Notre dystopie réelle a aussi ses outils de contrôle et son credo particulier. Le credo il est simple : tous à poil. Oh pas au sens littéral, rêvez pas, moi j’aurais préféré mais bon. En guise d’illustration, songez aux émissions de téléréalité, qui réalisent le rêve carcéral de Bentham, la prison panoptique, la prison parfaite où les détenus ne peuvent pas échapper un seul instant aux regards de leurs geôliers… Tous à poil, tous transparents, grâce aux mailles serrées des filets médiatique et numérique. C’est pas pour dire mais comparé à Google et consorts, qui nous connaissent bientôt mieux que nos parents, Big Brother jouait petits bras !
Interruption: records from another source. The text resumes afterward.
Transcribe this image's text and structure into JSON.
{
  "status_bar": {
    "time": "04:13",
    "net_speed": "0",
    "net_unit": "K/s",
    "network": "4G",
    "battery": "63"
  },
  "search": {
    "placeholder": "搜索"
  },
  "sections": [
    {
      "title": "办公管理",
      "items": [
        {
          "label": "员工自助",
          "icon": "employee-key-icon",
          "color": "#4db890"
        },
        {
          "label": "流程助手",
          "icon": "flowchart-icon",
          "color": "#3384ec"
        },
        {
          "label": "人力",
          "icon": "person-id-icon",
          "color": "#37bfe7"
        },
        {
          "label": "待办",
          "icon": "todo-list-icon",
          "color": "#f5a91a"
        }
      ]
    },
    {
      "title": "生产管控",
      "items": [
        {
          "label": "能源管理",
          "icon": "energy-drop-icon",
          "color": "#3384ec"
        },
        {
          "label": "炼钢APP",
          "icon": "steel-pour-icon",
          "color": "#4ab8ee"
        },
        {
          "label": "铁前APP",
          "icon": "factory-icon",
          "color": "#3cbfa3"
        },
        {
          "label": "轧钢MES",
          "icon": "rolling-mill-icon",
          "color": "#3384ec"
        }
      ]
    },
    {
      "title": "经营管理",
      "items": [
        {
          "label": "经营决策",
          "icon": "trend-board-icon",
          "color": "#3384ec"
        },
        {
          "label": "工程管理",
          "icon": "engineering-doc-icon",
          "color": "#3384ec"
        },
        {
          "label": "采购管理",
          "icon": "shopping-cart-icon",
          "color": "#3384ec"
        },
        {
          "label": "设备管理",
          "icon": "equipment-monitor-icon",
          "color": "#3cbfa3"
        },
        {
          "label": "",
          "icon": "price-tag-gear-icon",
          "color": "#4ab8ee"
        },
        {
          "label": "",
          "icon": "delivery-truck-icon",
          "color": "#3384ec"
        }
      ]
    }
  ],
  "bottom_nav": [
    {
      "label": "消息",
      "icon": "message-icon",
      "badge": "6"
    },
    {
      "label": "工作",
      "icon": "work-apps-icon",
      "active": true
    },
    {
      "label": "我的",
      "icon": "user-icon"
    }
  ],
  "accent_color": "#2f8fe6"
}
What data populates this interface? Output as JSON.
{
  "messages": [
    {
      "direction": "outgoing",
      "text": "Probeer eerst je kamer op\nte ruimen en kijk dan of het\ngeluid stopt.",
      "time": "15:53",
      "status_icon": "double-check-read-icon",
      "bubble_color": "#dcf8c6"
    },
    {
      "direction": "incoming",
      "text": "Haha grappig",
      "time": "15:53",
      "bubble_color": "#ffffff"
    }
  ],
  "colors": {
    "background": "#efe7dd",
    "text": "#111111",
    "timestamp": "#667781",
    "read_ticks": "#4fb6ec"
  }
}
Quoi d’autre? Eh bien ceci: notre dystopie a également son ou sa novlangue, et elle peut se prévaloir d’un rapport à la vérité qui rappelle la doublepensée décrite par Orwell. Si un énoncé comme «Ma défaite aux élections présidentielles, c’est une victoire en fait» est possible dans notre monde, c’est bien qu’il a des aspects dystopiques, n’est-ce pas Donald?

Rah il est déjà temps de conclure, alors qu’ajouter? Eh bien peut-être ceci: Et le monde du travail, on en parle? En voilà une jolie punition collective qui aurait plus lieu d’être, aujourd’hui. Et la religion d’Etat du New Public Management, on en parle? Et les coachs, les consultants en entreprise, vous avez déjà eu affaire à ce clergé? C’est génial: les mecs y se prennent pour des apôtres et y parlent en langues, enfin par acronymes qui visent surtout à cacher la fosse pélagique de leur inculture et de leur absence d’originalité…

OK, j’vous laisse pour de bon cette fois-ci, et oubliez pas tout doit disparaître… pardon tout va disparaître, mais en attendant y a -50% sur les écrans plats au rayon Miroir, mon beau miroir, donc… profitez !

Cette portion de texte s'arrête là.